The Idaho House state affairs committee introduced a bill in a 6-3 vote Feb. 23 that would limit who can apply for an absentee ballot.
It would restrict absentee requests to people in the military, in a hospital or infirmed, with disabilities, away on a religious mission, temporarily living in another state, in school or unable to get away from work.
Unexpected illness or vacation would not qualify as a reason for requesting an absentee ballot, as absentee ballots would need to be requested 11 days prior to Election Day.
Rep. Joe Alfieri, R-Coeur d’Alene, introduced the bill.
“What it comes down to is convenience,” Alfieri said. “People are using absentee ballots because it’s convenient. I would suggest they buy groceries and go out when necessary. Where does voting rank in your life? Is it only something you participate in when it’s convenient for you?”
The committee heard testimony from about 20 people, including Secretary of State Phil McGrane, in opposition to the bill. McGrane said voter fraud is rare and he fears the bill would reduce the number of people who vote.
“I don’t believe the security of our elections and accessibility need to be in conflict with each other,” McGrane told the committee. McGrane said the added clause for people temporarily out of state came from a good place, but he suspects it would disproportionately benefit people with vacation homes.
“Although I think intentions are pure, it does seem to benefit the wealthy,” McGrane said. “Not all of us have a second home.”
According to data from the Idaho Secretary of State’s Office, there were 129,210 absentee ballots cast in the November 2022 general election.

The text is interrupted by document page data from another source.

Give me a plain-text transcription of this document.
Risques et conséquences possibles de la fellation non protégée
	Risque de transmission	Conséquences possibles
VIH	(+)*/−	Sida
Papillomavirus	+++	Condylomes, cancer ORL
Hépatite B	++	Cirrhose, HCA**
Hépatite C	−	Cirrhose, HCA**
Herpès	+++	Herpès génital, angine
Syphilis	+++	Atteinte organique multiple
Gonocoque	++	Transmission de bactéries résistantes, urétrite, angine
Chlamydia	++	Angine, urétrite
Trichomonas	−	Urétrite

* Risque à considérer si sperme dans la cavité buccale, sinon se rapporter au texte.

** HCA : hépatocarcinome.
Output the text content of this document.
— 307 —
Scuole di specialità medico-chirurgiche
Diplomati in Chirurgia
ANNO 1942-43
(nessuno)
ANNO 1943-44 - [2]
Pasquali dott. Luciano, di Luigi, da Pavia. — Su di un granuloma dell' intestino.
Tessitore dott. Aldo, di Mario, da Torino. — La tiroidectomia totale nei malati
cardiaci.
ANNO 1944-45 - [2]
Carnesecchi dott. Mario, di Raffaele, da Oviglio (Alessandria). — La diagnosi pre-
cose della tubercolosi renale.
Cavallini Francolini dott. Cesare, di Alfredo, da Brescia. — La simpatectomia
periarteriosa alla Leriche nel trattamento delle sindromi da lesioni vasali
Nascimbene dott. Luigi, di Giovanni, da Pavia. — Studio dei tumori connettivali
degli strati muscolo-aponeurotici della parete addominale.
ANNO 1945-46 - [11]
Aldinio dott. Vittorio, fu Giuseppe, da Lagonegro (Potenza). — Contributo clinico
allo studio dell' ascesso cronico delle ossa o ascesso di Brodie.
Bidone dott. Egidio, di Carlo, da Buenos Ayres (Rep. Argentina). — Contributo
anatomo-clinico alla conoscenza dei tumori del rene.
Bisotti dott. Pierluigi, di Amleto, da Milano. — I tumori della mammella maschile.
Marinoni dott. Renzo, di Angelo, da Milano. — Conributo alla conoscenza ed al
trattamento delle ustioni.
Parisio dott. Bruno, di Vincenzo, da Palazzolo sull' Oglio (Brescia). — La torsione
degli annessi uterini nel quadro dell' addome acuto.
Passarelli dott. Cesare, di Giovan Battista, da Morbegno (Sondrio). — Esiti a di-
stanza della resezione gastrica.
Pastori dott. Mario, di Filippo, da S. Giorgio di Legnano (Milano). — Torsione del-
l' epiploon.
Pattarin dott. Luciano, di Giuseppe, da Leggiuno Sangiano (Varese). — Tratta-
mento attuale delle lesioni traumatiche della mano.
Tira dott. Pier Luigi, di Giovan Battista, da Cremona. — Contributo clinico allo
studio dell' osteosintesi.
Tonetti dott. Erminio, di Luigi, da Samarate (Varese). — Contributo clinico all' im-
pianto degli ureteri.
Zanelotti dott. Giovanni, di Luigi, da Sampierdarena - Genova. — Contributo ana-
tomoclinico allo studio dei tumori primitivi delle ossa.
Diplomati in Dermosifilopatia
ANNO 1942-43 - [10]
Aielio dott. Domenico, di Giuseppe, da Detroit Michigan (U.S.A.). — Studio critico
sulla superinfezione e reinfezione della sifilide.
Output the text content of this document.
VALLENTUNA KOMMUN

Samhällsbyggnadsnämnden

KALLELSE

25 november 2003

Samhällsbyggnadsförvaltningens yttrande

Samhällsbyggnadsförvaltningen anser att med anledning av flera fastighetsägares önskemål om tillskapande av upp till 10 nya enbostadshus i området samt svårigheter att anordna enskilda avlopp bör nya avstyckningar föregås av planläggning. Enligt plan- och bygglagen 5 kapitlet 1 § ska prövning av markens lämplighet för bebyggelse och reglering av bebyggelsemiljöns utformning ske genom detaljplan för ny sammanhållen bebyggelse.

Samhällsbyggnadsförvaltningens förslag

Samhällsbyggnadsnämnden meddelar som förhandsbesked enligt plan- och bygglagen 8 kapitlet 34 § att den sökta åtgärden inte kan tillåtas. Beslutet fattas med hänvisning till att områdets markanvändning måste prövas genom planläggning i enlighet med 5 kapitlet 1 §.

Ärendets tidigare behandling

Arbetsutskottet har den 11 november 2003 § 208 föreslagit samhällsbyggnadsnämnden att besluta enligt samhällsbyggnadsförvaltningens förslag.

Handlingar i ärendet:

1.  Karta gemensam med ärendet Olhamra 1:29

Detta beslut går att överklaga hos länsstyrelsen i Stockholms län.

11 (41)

In the May 2022 primary election, 53,315 absentee ballots were cast.
“This is one of the largest areas of voter fraud in the United States, and it’s incomprehensible to me that people won’t recognize that,” Lyle Johnstone said in support of the bill.
Lupe Wissel, state director of AARP of Idaho, testified in opposition. She said her members may not be sick, they may not have a disability, and they may not be hospitalized, but their comfort level is to vote absentee.
“Voting is every citizen’s right, and HB 75 places undue restrictions as to how to people can vote,” Wissel said. “The allowable provision to vote and how to vote by are, I believe, heavily restrictive and unwarranted. Many older Idahoans have earned the right to be free.”
Rep. Chris Allgood, R-Caldwell, Rep. John Gannon, D-Boise, and Rep. Brooke Green, D-Boise, voted against the bill. It now moves to the House floor for a vote.